Dr. Dave Mulder, associate professor of education, agrees. 

“I am so pleased to be a part of this community,” said Mulder. “For me this feels like an opportunity to give back to a place that I’ve gotten so much from personally and professionally”.

Unlike Pollema, Marra has lived in Sioux Center all her life. A picture of her kindergarten class hangs up in her home, with the younger faces of her and two other Dordt professors in the image. 

Mulder also holds deep ties with Dordt. He feels a sense of legacy with the institution. 

His grandpa helped found it, and his mother graduated from it years later. Because of the deep history he and many other families have with the university, Mulder worries Dordt may not appear as inviting to students who have no connections at the school.

“Are we as welcoming as we think we are?” Mulder said. “I think that’s a question we need to wrestle with. I hope that the answer is yes.” 
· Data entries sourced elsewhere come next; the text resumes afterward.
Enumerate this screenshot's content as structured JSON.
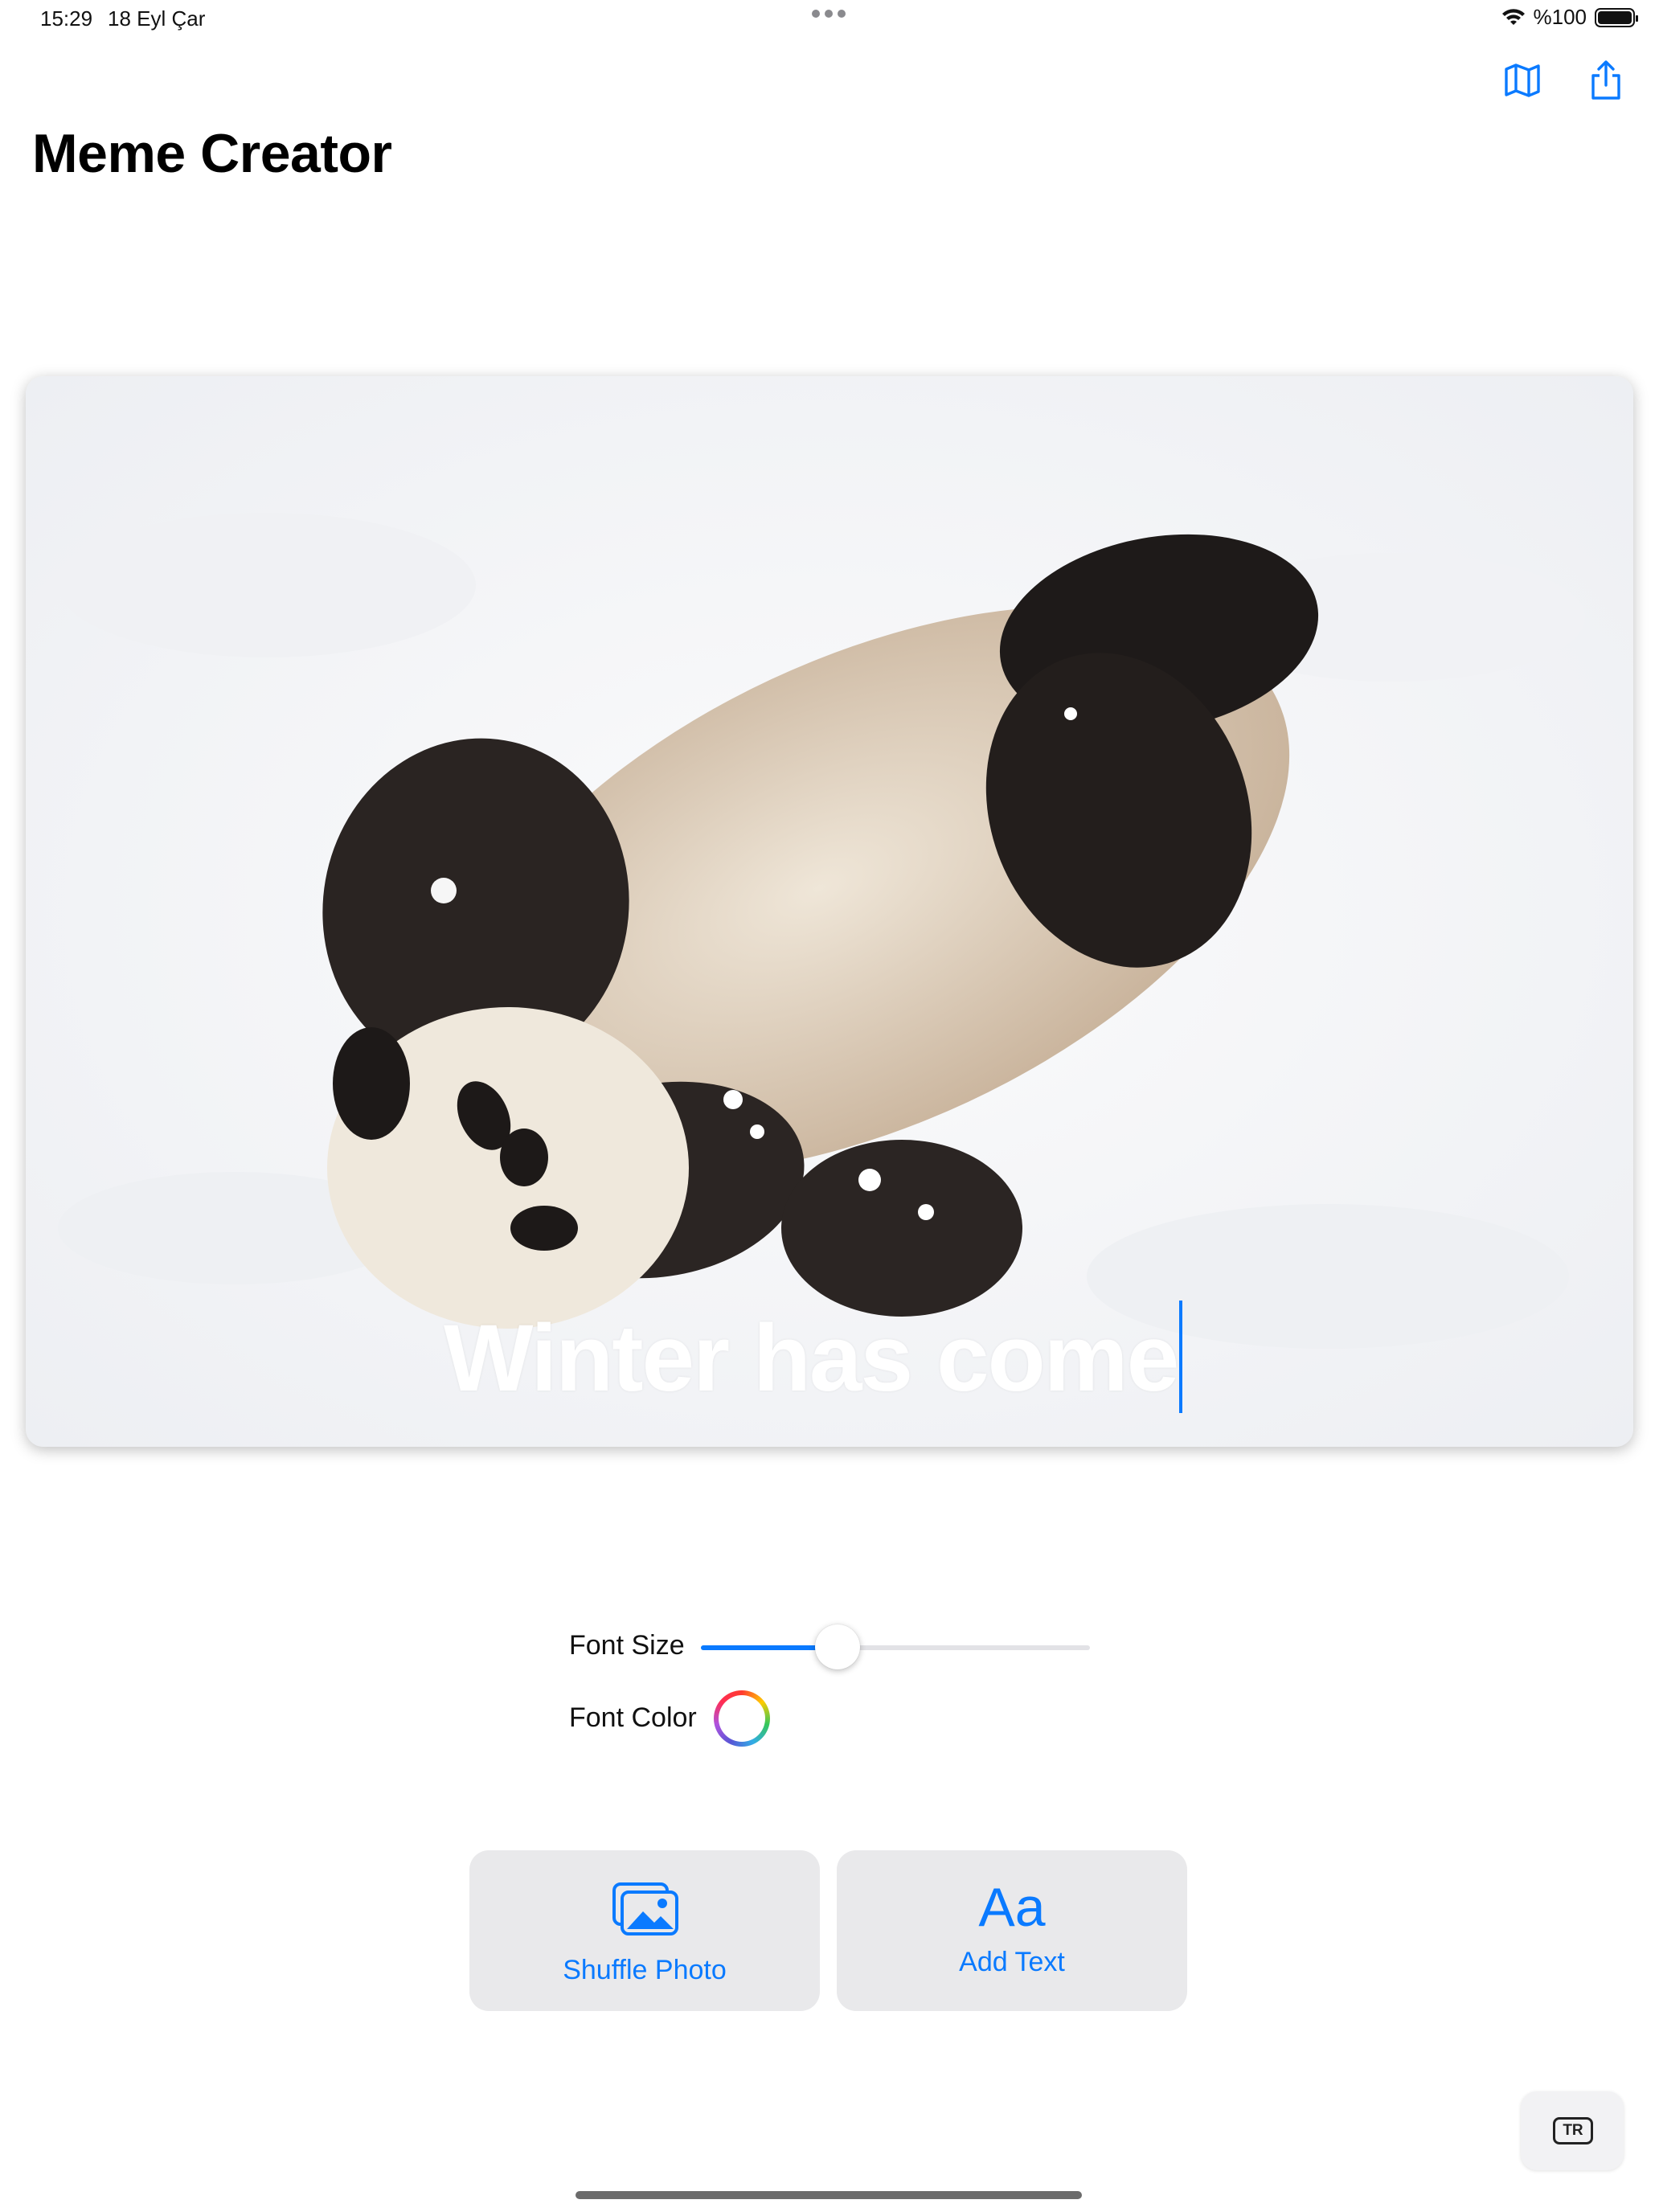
{
  "status_bar": {
    "time": "15:29",
    "date": "18 Eyl Çar",
    "battery": "%100"
  },
  "nav": {
    "title": "Meme Creator",
    "left_icon": "map-icon",
    "right_icon": "share-icon"
  },
  "meme": {
    "text": "Winter has come"
  },
  "controls": {
    "font_size_label": "Font Size",
    "font_size_value": 0.31,
    "font_color_label": "Font Color"
  },
  "buttons": {
    "shuffle_label": "Shuffle Photo",
    "shuffle_icon": "photos-icon",
    "add_text_label": "Add Text",
    "add_text_icon_text": "Aa"
  },
  "keyboard": {
    "language": "TR"
  },
  "colors": {
    "accent": "#0a7aff"
  }
}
A large part of the history of Dordt pairs with its association to Christian Reformed denomination. 

“I’m like a fish swimming in water, I don’t even know the water exists because I’m in it all the time,” Mulder said. “For someone who is new to that worldview… how do we frame that in a way that is welcoming for people and inviting them?”

In an effort to take steps towards welcoming all peoples and backgrounds, Dordt has put together a New Faculty Seminar, which Mulder is a part of. Every two weeks, the group meets to discuss what teaching at Dordt should look like. Mulder feels these meetings help broaden his and others’ worldviews. 

“It’s a big trampoline, let’s invite everybody to come jump.” 


Regardless of technical faith background or legacy with the institution, Mulder believes being a Dordt student is life changing. 

“There’s something formational that happens here – and I don’t use that word lightly.” Mulder said. “I am different today than I was when I came to Dordt because of the experiences I had as a student at Dordt that shaped me.”

When interviewed to teach full-time at Dordt, Mulder was asked a series of questions by the Faculty Senate. One came from a former professor of his.

“How do you see your faith impacting your work?” He said.

Dr. Mulder began to answer, and his professor smiled from across the table.”

“I had this horrible out of body experience.” Mulder said. “I realized, I learnt this in your class twenty years ago and now it became part of me and now I’m saying it!